Riverside, SCC take different paths to 2A quarterfinals
Published 12:03 am Wednesday, May 4, 2016
LAPLACE — Riverside Academy and St. Charles Catholic both managed to survive last weekend’s deluge and the regional round of the Class 2A baseball playoffs. Both advance to this weekend’s quarterfinals.
They just took different paths to get there.
No. 2 seed St. Charles Catholic won its best-of-three playoff series against No. 15 Sterlington, sealing the deal Monday morning with a 3-2 victory played at Jesuit’s John Ryan Stadium in Metairie.
The Comets had dropped the first game 5-1 Friday and won Game 2 Saturday 4-2. The teams had just begun the third game before rain washed out the rest of the weekend. After attempts to move the game to nearby turf fields were unsuccessful Sunday, the Louisiana High School Athletic Association allowed the deciding game to be played Monday.
St. Charles will host No. 7 Holy Savior Menard in a 3-game series beginning at 4:30 p.m. Friday. Game 2 will be played at noon on Saturday. If necessary, a third game would be played following the end of Game 2.
Riverside Academy also advanced to the quarterfinals but needed only one victory to do so. The No. 6 Rebels defeated No. 11 Newman 9-3 on Friday. Their Game 2, scheduled for 1 p.m. Saturday, was first delayed an hour or so by lightning, then was washed out by the afternoon deluge.
The teams attempted to move to Avenger Field in New Orleans on Sunday, but the rains never let up enough to do so.
Late Sunday night, the LHSAA enforced the rule as written that the games must have been played by midnight Sunday. Because only one game was played, Riverside advanced.
The Rebels will travel to No. 3 Ouachita Christian for a 3-game series, set to begin at 5 p.m. Friday in Monroe. Game 2 will be played at noon Saturday. If necessary, a third game would be played 35 minutes after the end of Game 2.
Weather permitting.
“Yes, it’s unfortunate, but you’ve got teams that are going to benefit from it that didn’t write the rules,” Riverside coach Frank Cazeaux said. “You’ve also got situations where, in the first round, which was single elimination, some teams just had that really good pitcher that were not going to make it to the 2-out-of-3. My thing is, it’s unfortunate for the weather, but I have to look out for my kids.”

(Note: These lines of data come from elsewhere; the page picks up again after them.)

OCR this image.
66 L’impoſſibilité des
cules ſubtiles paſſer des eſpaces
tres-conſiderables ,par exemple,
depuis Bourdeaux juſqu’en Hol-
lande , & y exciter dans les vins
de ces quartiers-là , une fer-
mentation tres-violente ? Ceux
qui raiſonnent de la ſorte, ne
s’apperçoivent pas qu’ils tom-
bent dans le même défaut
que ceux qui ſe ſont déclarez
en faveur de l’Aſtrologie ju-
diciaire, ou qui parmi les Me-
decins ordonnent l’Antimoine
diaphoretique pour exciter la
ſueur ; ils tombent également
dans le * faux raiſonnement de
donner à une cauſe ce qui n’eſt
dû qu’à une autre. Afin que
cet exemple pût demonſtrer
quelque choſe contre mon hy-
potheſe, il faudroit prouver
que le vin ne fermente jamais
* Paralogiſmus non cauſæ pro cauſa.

The Comets were luckier than some teams after losing the first game and winning the second to tie the series. Had they not been able to finish Game 3, the rules would have had the series revert back to the outcome of the first game, which was won by Sterlington.

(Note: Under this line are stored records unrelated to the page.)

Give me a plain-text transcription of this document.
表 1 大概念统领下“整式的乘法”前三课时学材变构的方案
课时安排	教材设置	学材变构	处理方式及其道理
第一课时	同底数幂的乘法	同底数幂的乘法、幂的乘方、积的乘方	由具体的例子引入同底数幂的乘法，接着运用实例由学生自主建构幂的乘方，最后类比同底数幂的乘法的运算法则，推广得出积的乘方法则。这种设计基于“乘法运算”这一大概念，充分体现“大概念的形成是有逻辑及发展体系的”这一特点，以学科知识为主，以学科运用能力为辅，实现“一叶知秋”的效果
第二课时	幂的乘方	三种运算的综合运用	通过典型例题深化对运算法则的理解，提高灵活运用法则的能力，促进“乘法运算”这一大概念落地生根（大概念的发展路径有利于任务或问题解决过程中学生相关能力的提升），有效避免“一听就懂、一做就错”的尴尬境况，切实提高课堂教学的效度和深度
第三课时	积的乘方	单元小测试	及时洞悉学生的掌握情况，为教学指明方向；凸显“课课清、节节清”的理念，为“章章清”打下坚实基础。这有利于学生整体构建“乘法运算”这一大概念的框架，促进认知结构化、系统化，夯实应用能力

Instead, St. Charles got to fight it out on the field.
Fight they did.
Zach Roussel, the Comets’ ace pitcher, was knocked out of Friday’s game when he took a hard-hit grounder to the face while playing third base, knocking out a tooth and leaving him with a bloody lip.

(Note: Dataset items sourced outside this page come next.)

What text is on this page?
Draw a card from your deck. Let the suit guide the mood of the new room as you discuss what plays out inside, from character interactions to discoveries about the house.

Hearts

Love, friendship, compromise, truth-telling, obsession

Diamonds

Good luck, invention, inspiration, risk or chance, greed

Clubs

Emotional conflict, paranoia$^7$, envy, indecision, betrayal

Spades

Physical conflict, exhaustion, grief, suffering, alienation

The stalwart senior visited a dentist, had his tooth cemented back in and returned Saturday to pitch all seven innings in the Comets’ 4-2 win, giving up five hits.
“It’s awesome,” Roussel said with his swollen and bruised lip. “We did everything we expected to do. I threw strikes.”
After the win, Roussel was all for the new best-of-3 format.
“Yes, because we’re still in it,” he said.
The Comets finally sent Sterlington home Monday morning, taking a 3-2 win on just two hits. St. Charles scored three runs in the top of the first inning on a grounder by Justin Ory, a sacrifice fly by Brady Newman and a passed ball.
Sterlington scored a pair of runs in the fourth inning on a pair of singles, but that was all the Comets would allow. Evan Pfister gave up six hits, walked none and struck out one.
“I still like the 2-out-of-3 series just because it eliminates that one bad game,” Comets coach Wayne Stein said.
“We were 24-7 going into this and didn’t play well on Friday. Sterlington had a lot to do with it, but it would have been devastating if that had been the end of our season.”
Stein said he felt bad for Sterlington coach Mark Sims, who had to spend three nights in a hotel with a bunch of teenagers while waiting out the rain, but he was grateful to the Jesuit folks who allowed the use of their field. All the angst he went through Saturday and Sunday proved to be worth it.
“Friday we’re out there and our best pitcher is lying on the ground with teeth on the ground, bleeding and we’re thinking, ‘This is it,’” he said. “Then he comes back the next day all numbed up, and competes and gets a win for us.
“Just to think of where we were at that moment, for us to be mentally tough enough to get back to this and finally get a chance to play and win with two hits — you just never know. It was very stressful.”